そのため、まずは光子の中で中性パイ中間子の崩壊が起源とわかるものが取り除かれた。次に、崩壊光子の近くにはほかの粒子が発生していることが多いのに対して、直接光子の周囲にはほかの粒子があまり発生せずに孤立しているという違いを利用し、前者が取り除かれた。このようにして直接光子の占める割合を高め、さらに残された崩壊光子の影響が補正された。

この実験のポイントは、検出器の性能だという。PHENIX実験では、6×12のモジュールで構成され、1つのモジュールはさらに12×12に細分化されているという、これまでで最も細分化された電磁カロリメータが用いられた。1万個以上に細分化された検出器の1つの眼が見込む角度は約0.6度と非常に狭く、これにより崩壊光子のノイズを十分に除去できる性能が達成されたとする。

  • PHENIX実験で用いられた、これまでで最も高い性能を有するという電磁カロリメータ。

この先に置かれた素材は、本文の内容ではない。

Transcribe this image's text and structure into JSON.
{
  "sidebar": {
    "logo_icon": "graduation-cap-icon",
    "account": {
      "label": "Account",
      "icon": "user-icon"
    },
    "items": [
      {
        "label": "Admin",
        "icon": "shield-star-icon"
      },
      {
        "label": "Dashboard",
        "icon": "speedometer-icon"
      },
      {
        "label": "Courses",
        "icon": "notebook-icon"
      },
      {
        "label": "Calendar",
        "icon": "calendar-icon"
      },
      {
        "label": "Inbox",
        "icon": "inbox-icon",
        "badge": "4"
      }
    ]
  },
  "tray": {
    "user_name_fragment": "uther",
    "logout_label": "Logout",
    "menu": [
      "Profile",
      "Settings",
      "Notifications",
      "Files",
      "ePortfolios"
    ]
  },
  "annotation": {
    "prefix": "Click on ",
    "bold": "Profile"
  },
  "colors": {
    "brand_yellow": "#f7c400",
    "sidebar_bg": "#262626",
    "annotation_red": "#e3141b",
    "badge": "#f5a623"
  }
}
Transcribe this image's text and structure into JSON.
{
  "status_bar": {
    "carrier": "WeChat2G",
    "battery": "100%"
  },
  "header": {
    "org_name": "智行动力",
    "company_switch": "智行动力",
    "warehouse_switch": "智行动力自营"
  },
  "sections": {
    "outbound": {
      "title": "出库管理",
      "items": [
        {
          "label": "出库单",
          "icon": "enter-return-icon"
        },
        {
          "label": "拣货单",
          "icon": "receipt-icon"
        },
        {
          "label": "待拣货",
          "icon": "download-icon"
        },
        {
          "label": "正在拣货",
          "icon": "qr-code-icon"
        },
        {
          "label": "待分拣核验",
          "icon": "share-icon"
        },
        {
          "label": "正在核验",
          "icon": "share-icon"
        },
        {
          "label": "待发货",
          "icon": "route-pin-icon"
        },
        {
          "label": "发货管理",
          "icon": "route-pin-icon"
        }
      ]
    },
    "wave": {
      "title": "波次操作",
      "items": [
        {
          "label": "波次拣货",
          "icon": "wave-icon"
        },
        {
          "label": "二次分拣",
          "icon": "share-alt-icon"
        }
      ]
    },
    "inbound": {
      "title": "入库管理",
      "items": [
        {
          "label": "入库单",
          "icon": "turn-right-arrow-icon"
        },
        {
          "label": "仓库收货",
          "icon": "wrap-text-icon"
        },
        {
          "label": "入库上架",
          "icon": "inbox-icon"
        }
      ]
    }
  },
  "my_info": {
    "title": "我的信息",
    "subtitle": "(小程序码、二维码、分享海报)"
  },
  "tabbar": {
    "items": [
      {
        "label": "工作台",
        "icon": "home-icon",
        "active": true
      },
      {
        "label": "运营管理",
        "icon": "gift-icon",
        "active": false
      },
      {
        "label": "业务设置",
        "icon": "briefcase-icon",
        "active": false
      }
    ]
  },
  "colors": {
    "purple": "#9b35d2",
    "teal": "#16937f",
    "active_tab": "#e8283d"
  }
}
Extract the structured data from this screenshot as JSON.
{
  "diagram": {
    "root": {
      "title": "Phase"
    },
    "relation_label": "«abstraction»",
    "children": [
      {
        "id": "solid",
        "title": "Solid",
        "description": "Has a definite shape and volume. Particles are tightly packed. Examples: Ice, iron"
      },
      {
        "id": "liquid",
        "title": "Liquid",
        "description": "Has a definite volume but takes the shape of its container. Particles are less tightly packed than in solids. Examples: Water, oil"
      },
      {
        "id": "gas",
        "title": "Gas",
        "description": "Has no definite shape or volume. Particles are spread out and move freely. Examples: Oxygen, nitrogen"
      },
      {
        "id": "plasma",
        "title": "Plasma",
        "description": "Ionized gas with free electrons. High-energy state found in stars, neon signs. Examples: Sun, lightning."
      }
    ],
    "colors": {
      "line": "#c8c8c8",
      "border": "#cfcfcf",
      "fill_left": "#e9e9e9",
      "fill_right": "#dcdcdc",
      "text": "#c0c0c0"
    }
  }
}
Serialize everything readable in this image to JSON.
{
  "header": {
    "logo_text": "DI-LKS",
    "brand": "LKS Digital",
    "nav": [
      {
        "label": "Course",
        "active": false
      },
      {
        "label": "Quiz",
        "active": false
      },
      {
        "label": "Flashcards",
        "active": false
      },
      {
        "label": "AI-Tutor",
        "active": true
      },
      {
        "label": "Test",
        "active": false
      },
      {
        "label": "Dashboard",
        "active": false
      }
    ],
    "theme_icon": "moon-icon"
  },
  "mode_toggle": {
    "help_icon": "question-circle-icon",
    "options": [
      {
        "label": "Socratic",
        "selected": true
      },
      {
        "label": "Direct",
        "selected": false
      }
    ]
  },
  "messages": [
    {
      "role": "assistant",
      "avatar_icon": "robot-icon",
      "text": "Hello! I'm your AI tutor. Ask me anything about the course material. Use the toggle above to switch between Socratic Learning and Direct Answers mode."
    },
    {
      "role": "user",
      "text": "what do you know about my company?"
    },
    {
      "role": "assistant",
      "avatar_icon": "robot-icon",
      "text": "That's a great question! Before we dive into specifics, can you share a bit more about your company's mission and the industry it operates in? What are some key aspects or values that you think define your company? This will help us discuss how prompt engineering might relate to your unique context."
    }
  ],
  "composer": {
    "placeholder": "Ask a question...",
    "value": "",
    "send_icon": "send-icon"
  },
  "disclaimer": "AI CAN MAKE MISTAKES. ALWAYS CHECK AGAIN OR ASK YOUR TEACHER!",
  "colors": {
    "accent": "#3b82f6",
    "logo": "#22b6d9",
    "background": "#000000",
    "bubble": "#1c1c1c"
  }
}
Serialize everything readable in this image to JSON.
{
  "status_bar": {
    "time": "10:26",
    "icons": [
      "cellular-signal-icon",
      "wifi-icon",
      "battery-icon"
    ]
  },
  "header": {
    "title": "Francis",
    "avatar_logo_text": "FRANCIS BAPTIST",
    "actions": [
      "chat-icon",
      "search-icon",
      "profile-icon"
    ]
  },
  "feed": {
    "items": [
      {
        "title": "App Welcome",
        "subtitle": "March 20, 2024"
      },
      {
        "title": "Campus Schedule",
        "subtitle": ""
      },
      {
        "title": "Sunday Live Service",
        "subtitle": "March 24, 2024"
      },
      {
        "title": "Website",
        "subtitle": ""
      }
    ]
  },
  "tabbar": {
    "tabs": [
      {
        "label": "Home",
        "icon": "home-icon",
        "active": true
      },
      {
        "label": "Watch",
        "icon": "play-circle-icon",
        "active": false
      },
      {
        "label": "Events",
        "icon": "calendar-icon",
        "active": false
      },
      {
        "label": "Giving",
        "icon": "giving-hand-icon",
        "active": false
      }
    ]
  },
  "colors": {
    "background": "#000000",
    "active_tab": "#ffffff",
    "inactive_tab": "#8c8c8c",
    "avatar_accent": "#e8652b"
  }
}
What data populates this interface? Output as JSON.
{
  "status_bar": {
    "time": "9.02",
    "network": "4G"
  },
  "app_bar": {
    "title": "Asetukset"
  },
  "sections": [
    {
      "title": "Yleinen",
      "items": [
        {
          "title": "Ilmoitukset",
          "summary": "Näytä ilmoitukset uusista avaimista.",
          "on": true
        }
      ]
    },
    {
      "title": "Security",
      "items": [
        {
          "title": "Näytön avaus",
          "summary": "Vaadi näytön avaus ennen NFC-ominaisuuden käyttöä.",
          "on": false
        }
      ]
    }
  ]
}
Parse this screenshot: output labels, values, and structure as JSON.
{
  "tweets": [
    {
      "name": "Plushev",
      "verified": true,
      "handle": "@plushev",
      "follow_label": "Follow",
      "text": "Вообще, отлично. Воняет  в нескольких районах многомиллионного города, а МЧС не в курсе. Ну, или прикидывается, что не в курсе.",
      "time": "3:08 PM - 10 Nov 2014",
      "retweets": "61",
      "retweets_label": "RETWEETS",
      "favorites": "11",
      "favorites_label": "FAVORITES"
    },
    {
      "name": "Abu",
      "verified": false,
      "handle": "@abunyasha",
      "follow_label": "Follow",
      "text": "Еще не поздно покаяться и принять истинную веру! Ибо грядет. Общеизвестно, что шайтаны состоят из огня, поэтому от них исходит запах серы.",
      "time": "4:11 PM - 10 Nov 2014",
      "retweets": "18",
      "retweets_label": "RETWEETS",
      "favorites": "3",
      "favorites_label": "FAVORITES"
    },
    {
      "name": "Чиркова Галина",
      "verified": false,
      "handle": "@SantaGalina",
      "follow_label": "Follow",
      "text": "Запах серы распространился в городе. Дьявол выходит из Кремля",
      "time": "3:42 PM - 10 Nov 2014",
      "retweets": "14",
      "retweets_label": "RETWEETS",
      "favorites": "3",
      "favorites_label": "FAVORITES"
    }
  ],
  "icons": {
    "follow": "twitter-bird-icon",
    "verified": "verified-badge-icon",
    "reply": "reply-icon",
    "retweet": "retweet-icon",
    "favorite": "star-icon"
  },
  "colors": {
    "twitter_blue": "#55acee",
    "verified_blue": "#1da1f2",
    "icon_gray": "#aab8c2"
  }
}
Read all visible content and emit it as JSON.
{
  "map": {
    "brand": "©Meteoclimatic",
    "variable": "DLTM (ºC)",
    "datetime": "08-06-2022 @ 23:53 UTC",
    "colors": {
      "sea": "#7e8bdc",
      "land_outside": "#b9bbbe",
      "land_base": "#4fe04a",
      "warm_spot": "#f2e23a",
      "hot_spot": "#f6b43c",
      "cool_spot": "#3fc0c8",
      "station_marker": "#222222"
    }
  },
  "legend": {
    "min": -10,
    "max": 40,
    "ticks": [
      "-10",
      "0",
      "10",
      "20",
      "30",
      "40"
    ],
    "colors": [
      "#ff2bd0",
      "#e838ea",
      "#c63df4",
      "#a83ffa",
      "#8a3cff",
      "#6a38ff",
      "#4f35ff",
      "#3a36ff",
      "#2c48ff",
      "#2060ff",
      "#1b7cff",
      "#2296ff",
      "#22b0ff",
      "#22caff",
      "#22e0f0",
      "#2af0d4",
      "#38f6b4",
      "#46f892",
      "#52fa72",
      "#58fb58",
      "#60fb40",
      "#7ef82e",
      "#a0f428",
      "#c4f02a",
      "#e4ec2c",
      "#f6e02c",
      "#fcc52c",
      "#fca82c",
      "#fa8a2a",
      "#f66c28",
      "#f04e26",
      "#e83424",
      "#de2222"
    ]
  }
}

    PHENIX実験で用いられた、これまでで最も高い性能を有するという電磁カロリメータ。(出所:理研Webサイト)

そして測定の結果、生成された直接光子の大部分は正の非対称度(スピンの向きグルーオンと陽子で同じ)を持つことが明らかにされた。直接光子が負の非対称度(スピンの向きグルーオンと陽子で反対)を持つ可能性は、0.3%以下と非常に低いことも確認されたという。つまり、実験データはグルーオン・スピンの向きが陽子スピンと同じ向きであることを決定的に支持する結果だったとした。

  • 測定された直接光子の生成数の非対称度と理論計算の比較。赤丸は、PHENIX実験における直接光子の生成数の非対称度d。赤丸の縦方向のバーは統計的誤差。帯のついた3つの線(青、黄、緑)は理論計算による予想で、帯の幅はその不確定度。赤丸の大部分は正の非対称度を持つことから、スピンの向きがグルーオンと陽子で同じであることが支持された。

    測定された直接光子の生成数の非対称度と理論計算の比較。赤丸は、PHENIX実験における直接光子の生成数の非対称度d。赤丸の縦方向のバーは統計的誤差。帯のついた3つの線(青、黄、緑)は理論計算による予想で、帯の幅はその不確定度。赤丸の大部分は正の非対称度を持つことから、スピンの向きがグルーオンと陽子で同じであることが支持された。(出所:理研Webサイト)

今後、米国原子核物理領域の次期大型計画の下、BNLに建設される電子・イオン衝突型(EIC)加速器により、陽子内部のグルーオン・スピンの向きはさらに精密測定できるようになるという。このEIC加速器では、陽子内部のクォークおよびグルーオンの軌道角運動量の測定も行われ、陽子のスピンの起源に対して決定的な結果が得られるものと予想されている。

研究チームは、陽子スピンは量子科学の基礎研究から応用まで広く用いられるプローブであり、その起源であるグルーオン・スピンの研究成果は量子科学の発展に大きく寄与するものと期待できるとしている。